Notts County and Ince parted company after just five months having lost five consecutive matches, the most recent being a 0-2 reverse at Meadow Lane against an Oldham Athletic side currently in freefall. Having won the League Two title amid a chaotic backdrop last season, Ray Trew’s anxiety over the retention of their status at this level is understandable. Moreover, there is reason to believe that with the personnel available, the Magpies should be more than two points above the drop zone and ought really to be looking at completing a season of consolidation in tougher surroundings. For the self-styled ‘Guvnor’ it completes a fall from grace that must be hard to take when one remembers how high his stock as a manager once was.
When Ince took over as manager of Macclesfield Town in October 2006, the Silkmen were cut adrift at the bottom of League Two by the not inconsiderable margin of seven points, with relegation already looking highly likely. With no wins in the league up to this point, the size of the task facing a first-timer in the dugout could not be underestimated. Turning around a losing mentality with a limited budget and what could at best be described as an average set of players was not easy, but Ince managed it like a only a good manager can. A 1-0 victory over Rochdale on 5th December was a breakthrough that sparked a remarkable run of results that ultimately brought Macc survival despite a minor wobble towards the end of the season. The bigger budget of MK Dons came calling and Ince again delivered, bringing the first major honours to the club as they won League Two and the Johnson’s Paint Trophy in 2008.

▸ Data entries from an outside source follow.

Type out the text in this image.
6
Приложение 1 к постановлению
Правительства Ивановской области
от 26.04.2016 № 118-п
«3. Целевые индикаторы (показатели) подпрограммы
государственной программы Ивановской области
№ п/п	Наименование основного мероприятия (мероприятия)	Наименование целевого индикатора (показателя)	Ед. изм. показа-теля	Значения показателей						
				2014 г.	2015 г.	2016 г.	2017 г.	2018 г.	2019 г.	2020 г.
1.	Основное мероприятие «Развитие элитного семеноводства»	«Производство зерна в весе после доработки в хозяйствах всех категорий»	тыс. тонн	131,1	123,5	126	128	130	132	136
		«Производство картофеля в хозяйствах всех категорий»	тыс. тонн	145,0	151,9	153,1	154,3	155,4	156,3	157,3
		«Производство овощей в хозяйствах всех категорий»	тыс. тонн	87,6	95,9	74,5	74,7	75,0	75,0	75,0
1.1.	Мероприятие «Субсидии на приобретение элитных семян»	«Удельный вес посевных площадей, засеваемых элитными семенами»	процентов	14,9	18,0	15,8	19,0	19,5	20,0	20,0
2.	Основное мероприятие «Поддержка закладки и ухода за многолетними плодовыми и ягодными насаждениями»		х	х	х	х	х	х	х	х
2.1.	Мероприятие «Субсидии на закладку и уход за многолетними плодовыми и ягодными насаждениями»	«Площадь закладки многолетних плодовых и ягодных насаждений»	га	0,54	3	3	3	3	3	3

However, it appears to have all been downhill from there. Having earned an opportunity in the Premier League with Blackburn Rovers, the hope at Ewood Park would soon give way to despair as calamitous defending led to the first five-month stint of Ince’s career. His return to MK provided anti-climatic evidence of the maxim of ‘never go back’, while a solid enough start at Meadow Lane was ended abruptly by a famine in the opposing penalty area. Where Ince goes from here is uncertain, for there may be a disparity between the levels at which he aspires to work and the doors that actually open. Perhaps is the moral of the story is to enjoy the ups while they last, for unless your name happens to be Sir Alex Ferguson or Jose Mourinho it would appear that what goes up invariably comes down at some point.